Effectivement, lors de la course poursuite nous voyons un autre aspect du royaume, qui n’est plus par le biais de l’ascenseur royal. Ce sont des marches interminables qui y sont montrés, ressemblant à l’architecture que René Magritte propose dans Claire de Lune de 1956, les escaliers sont étroits, avec de toutes petites marches, presque impossible à utiliser. Il y est compliqué d’y monter et d’y descendre, encore une fois ces escaliers sont un outil de dissuasion pour le peuple. Pour aller un peu plus loin, ces escaliers me font également penser à un autre film qui aborde la surveillance, The True Man Show, à la fin du film, le personnage cherche à quitter un « faux » monde, celui d’une téléréalité où il est épié à chaque instant, pour quitter ce monde il va emprunter des escaliers qui ressemble fortement à ceux de René Magritte. Ces escaliers vont se transformer pour devenir de plus en plus tordus, extrêmement pentus.

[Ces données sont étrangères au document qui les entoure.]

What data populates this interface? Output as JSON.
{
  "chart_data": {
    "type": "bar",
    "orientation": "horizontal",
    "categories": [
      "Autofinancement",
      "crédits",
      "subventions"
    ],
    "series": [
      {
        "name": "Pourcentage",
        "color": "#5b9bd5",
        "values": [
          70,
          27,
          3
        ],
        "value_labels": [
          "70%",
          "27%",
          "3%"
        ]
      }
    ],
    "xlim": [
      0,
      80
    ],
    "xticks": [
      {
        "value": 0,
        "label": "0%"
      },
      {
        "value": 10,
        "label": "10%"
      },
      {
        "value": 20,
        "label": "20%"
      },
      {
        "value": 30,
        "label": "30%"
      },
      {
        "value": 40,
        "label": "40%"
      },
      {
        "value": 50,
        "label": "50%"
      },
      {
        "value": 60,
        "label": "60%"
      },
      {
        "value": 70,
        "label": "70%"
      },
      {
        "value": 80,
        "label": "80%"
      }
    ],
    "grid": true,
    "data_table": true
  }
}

Plus ils descendent plus les escaliers semblent in-empruntable, puisque c’est en bas que se trouve la « ville basse ». Ces escaliers peuvent aussi représenter la « chute » du roi, qui va peu à peu dans le film perdre de son autorité.  Les deux parties de la ville différent en tout point, l’une est coloré dans des tons clairs l’autre est sombre, elles ne sont pas peuplées de la même manière, leurs seuls point communs est la surveillance mise en place. On remarque que la ville « haute » était remplie de trappe pour ceux qui n’obéissait pas au roi ou qui le décevait.

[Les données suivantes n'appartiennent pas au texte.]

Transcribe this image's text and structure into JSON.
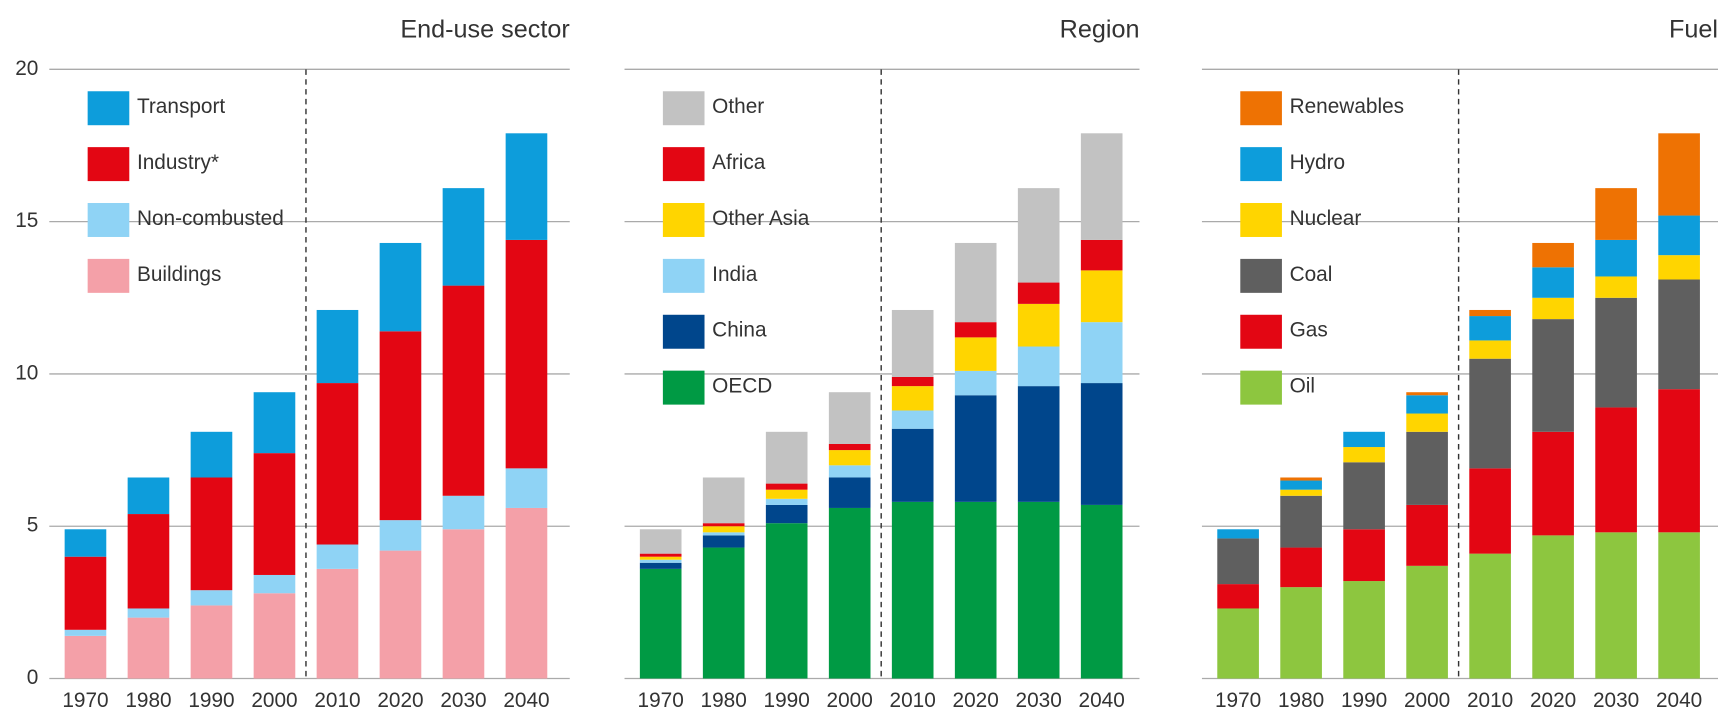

Dans la ville basse, ces pièges prennent une tournure encore plus sournoise car ils sont invisibles, disparaissent puis réapparaissent, tout est en mouvement dans cette ville, tout change et se transforme afin d’attraper le couple. L’espace architecturale se restructure pour devenir un piège. La ville haute ferait référence au travail surréaliste de Chirico[1], qui joue sur le parallélisme, les lignes infinis et droites et les espaces immenses et vides, avec de grandes alcôves, les rondeurs etc. Alors que la ville basse ressemble davantage à l’esthétique expressionniste Allemande, géométriquement carré, triangulaire, composé de pointes et d’angles.  La verticalité de cette ville représente donc l’expression du pouvoir de domination sociale de la Royauté, mais est aussi un reflet du désir excessif de pouvoir du roi, avec toutes les statues à son effigie.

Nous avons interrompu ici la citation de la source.